Weekly media round-up No. 31

29 March marked 100 days since an asylum seeker boat reached Australia. An estimated eight boats have been turned back to Indonesia in that time.

The Senate Standing Committee on Foreign Affairs, Defence and Trade Committee found it may not be possible for boats to be turned around safely without the risk of Australian naval vessels crossing into Indonesian waters. The Committee reported on six incursions into Indonesian waters between December 1 and January 20.

ABC’s 7.30 aired new witness statements alleging Australian personnel purposely inflicted burns on the hands of three men on an asylum-seeking boat in January. The Australian Government maintained the claims are baseless and attacked the ABC’s ‘recycling’ of the story.

Children held in detention in Australia described conditions as ‘hell’. The Australian Human Rights Commission is conducting the inquiry into children in immigration detention in Australia. The Commission made its first visit to children in detention on Christmas Island this week.

The UN refugee agency Asylum Trends 2013 report says there was a sharp rise in asylum claims in 44 industrialised countries last year, driven primarily by the crisis in Syria.
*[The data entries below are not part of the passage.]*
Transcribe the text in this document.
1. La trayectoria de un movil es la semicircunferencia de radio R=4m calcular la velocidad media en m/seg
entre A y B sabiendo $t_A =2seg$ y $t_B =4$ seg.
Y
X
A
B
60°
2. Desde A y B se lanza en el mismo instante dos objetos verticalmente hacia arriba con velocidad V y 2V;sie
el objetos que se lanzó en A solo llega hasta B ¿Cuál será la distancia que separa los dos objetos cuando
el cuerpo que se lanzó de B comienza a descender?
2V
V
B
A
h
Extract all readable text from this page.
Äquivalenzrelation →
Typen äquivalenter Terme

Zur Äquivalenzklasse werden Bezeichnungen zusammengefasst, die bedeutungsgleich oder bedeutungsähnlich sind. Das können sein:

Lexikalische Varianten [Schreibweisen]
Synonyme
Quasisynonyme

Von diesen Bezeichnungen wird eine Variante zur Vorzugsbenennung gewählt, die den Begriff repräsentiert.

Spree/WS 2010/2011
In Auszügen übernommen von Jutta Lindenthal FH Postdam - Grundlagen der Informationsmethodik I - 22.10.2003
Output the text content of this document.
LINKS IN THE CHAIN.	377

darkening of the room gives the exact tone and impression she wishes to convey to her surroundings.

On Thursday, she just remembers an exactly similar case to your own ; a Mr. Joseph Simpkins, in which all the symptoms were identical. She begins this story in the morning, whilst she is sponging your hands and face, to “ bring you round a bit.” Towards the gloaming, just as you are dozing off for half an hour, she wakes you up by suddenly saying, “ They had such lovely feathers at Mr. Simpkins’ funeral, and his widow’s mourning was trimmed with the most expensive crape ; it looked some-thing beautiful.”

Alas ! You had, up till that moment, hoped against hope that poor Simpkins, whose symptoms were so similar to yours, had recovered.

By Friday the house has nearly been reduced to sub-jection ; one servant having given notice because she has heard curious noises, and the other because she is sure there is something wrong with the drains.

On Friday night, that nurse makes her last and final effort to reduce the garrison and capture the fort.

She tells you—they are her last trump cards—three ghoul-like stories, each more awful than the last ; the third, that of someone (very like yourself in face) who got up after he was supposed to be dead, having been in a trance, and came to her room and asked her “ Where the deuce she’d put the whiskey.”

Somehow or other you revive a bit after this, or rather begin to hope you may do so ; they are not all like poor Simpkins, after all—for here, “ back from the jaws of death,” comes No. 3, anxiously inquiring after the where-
According to UNHCR, 612,700 people applied for asylum in North America, Europe, East Asia and the Pacific last year - the highest total for any year since 2001. UNHCR reported (p 6) an increase of 54 per cent (24,300) in asylum applications in Australia compared to 2012 (15,800).

According to the European Union, nearly half a million people sought asylum in Europe last year, the most in two decades. The largest number came from Syria. In total, 434,160 people sought protection in the EU's 28 member states in 2013, an increase of nearly 30 per cent from 2012 when there were 335,000 applications.